Pour comprendre le statut culte de Soylent Green, il est nécessaire de le replacer dans son contexte. Ce film sort en 1974, une époque où la croissance effrénée post seconde guerre mondiale s'est pris un brusque coup derrière la tête, assené par un choc pétrolier retentissant l'année passée. Quelques obscurs économistes regroupés au sein du "Club de Rome" auront également déjà fait leurs oiseaux de mauvais augures avec un rapport en 1972 "Halte à la croissance", dénonçant les effets pervers de cette obsession de l’indicateur à la hausse, produire plus, consommer plus, procréer plus, etc. Un frisson parcourt l'humanité. Au delà de la peur sourde la guerre froide, l'idée que les ressources sont périssables, que la planète Terre n’est peut être pas capable de pourvoir pour tous indéfiniment, prend corps.
Et dans ce contexte, PAF, Soylent Green. Un film qui te dépeint une société surpeuplée où les pauvres entassés les uns sur les autres sont réduits à avaler une bouffe synthétique ignoble, où seuls les riches peuvent de temps en temps s’offrir le luxe de croquer une pomme. Seul le produit Soylent Green, à base de plancton, quoique rationné, à un goût potable et reste à peu près accessible à tous. Gare aux émeutes lors des arrivages cependant ! Elles sont sévèrement réprimées !
Au-delà de l’histoire prenante pourvue d’une révélation finale qui m’avait profondément choqué bambin (et qui m'a encore arraché une larme hier soir), la force de ce film réside bien dans ce rappel constant, par des scènes de survie quotidienne effroyables disséminées tout du long, de l’inconscience de nos modes de vies occidentaux. C’est quasi impossible de s’imaginer un instant seulement qu’un grain d’herbe, une entrecôte saignante, devienne un mythe. Soylent Green lui t’assène cette alternative de réalité une heure et demi durant. Elle devient crédible, elle devient prophétique, elle te remue profondément les tripes et te fiche la trouille. Et tu te demandes vraiment pourquoi encore aujourd’hui, la croissance est la seule obsession des gouvernements autour de laquelle devrait se construire une société moderne, et pourquoi tu as "besoin" de changer de smartphone tous les ans ou de bouffer trente-six steaks par semaine. Si demain la pénurie se généralise, ce n'est pas seulement notre confort qui sera mis à mal, notre estomac moins garni, c'est aussi notre rapport à l'autre qui s'endurcira.

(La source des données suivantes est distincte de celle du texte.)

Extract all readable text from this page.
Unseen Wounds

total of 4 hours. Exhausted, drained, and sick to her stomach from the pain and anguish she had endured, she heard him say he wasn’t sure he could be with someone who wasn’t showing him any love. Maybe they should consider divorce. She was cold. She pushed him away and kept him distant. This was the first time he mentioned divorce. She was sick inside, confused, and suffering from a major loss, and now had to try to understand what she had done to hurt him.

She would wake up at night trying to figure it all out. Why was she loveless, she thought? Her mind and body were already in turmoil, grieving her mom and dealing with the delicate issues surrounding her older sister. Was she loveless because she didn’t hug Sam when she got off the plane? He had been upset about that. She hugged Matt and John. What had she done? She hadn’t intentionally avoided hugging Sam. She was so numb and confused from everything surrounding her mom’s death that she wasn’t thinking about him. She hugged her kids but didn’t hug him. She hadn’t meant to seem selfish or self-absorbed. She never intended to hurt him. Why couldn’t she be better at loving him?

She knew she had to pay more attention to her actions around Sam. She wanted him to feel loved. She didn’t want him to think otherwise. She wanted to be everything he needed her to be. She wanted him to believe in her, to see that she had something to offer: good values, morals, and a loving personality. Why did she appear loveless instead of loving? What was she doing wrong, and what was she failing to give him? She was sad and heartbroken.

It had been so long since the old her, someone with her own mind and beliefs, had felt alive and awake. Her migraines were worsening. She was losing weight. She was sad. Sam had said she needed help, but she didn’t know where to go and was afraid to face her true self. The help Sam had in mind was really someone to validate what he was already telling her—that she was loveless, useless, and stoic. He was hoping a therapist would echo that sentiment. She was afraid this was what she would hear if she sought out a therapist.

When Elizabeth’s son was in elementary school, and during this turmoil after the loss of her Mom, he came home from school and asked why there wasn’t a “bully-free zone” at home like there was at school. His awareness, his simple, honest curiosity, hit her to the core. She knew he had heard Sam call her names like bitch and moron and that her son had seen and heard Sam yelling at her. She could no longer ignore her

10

Formellement, Soylent Green est aussi sobre qu’efficace dans sa mise en scène, le scénario, quoiqu'accessoire, te ferre et ne te lâche pas, avec au sommet un Charlton Heston immense dans son rôle. Alors oui, certes, Soylent Green a vieilli dans ses quelques effets spéciaux (le sang sauce ketchup est risible), un peu aussi dans sa façon de traiter le sujet, mais le propos reste suffisamment fort pour te gifler la conscience d’importance.
Parce que pour revenir sur mon introduction, le propos du Club de Rome a été très vite oublié, ringardisé, (déjà qu’il était peu écouté à l’époque). Bon sang, ce ne serait pas idiot de les remettre sur le devant de la scène ces clairvoyants visionnaires. Et pour parvenir à ça, Soylent Green ferait un excellent ambassadeur.